Download
Iran eyes Biden but conflict may still erupt with Trump
CGTN
Iraqi demonstrators mourn Iranian general Qasem Soleimani and an Iraqi paramilitary leader a year after they were killed in a U.S. drone strike. /AFP

Iraqi demonstrators mourn Iranian general Qasem Soleimani and an Iraqi paramilitary leader a year after they were killed in a U.S. drone strike. /AFP

Iran has opened the new year with a gambit to pressure U.S. President-elect Joe Biden, but fears are rising that conflict could erupt instead with U.S. president Donald Trump, who still commands U.S. military might in his chaotic final stretch.
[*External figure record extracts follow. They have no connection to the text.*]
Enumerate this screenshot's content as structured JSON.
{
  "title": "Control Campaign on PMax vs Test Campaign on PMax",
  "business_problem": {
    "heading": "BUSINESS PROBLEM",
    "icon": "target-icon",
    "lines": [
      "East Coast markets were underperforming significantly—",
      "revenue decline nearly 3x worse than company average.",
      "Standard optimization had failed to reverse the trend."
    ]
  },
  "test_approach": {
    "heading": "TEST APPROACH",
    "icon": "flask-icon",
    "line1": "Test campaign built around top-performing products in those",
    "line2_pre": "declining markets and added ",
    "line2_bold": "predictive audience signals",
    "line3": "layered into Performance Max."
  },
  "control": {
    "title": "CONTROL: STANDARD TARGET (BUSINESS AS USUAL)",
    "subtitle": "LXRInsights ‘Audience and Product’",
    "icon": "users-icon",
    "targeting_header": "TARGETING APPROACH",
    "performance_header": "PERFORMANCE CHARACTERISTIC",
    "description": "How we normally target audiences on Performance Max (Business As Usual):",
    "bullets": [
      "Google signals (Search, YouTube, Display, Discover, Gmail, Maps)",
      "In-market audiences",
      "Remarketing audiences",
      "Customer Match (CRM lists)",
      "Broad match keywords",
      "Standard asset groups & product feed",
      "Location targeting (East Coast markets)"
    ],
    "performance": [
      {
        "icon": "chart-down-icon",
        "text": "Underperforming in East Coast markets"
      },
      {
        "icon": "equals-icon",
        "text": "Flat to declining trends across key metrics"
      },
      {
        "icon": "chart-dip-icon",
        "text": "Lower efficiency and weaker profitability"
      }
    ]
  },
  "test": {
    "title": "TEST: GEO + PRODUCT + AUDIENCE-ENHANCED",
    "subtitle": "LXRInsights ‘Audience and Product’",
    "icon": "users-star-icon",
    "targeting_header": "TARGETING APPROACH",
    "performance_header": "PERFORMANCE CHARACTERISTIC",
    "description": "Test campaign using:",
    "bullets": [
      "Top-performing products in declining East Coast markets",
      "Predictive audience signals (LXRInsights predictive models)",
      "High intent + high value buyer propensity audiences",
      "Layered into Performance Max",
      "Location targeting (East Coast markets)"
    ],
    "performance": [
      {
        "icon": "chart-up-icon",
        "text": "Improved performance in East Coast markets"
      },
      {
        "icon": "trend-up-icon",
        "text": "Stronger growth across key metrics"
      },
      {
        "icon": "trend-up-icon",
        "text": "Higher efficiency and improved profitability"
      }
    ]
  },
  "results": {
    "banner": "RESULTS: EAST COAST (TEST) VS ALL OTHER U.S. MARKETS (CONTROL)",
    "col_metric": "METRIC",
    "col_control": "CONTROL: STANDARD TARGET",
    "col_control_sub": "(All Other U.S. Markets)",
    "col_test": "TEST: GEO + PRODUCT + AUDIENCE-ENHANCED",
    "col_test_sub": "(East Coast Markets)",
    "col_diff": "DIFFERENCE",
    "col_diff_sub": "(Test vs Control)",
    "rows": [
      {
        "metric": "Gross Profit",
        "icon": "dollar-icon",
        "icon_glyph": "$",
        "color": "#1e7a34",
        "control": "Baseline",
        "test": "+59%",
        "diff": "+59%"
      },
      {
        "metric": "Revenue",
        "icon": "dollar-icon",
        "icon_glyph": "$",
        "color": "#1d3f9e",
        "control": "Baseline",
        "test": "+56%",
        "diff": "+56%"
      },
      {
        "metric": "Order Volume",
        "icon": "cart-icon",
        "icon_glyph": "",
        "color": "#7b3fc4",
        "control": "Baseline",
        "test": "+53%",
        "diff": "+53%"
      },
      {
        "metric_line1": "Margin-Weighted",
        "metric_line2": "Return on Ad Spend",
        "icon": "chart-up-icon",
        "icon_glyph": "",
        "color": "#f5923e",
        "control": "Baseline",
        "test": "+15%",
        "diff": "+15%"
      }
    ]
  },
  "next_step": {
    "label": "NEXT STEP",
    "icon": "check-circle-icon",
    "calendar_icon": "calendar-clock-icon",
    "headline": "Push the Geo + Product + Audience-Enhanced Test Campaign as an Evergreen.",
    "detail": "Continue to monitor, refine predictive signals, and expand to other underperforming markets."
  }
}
Iran announced Monday it was stepping up uranium enrichment well beyond the limits in a 2015 nuclear accord negotiated with former U.S. President Barack Obama and indicated it would reverse course if Biden lifts Trump's crippling sanctions after taking over on January 20.

Tensions have soared since Trump walked out of the accord in 2018 and have escalated further in recent days, with the United States flying B-52 bombers over the Gulf and abruptly reversing a decision to bring home an aircraft carrier.

In an unusual statement that sounded more like the White House than the Pentagon, acting Defense Secretary Christopher Miller said late Sunday he was keeping the USS Nimitz in the Gulf due to Iranian threats against U.S. officials, including Trump personally.

"We have a new form of deterrence now, schizophrenic deterrence. We don't know what we're doing," said Vipin Narang, an expert on nuclear strategy at the Massachusetts Institute of Technology.

Instead of looking tough by reversing the Nimitz's return, "it may send the wrong signal, which is that it's total chaos in Washington right now and if you're going to take a shot, maybe this is the time you want to do it."

Narang said the risk of the United States initiating military action remained low but warned that Trump was becoming more unpredictable as he rages and seeks to overturn his election loss.

"If I were Iran right now, I would actually be thinking that it's possible that Trump is so unhinged and so angry about the election that he may overreact to any slight provocation," Narang said.

Trump had warned that he would hold Iran accountable for the killings of any Americans after the U.S. embassy in Baghdad was hit a week ago by rockets blamed on Shiite paramilitaries allied with the clerical state.

But Sunday's anniversary of the U.S. drone attack in Baghdad that killed Iran's best-known general Qasem Soleimani passed without violence, despite angry demonstrations and Tehran's calls for vengeance.

Iran said it would enrich uranium at 20-percent purity, far above the 3.67 percent allowed under the nuclear accord.

But experts noted that the step was quickly reversible and that higher enrichment does not in itself bring Iran much closer to building a nuclear bomb, a goal that Tehran denies.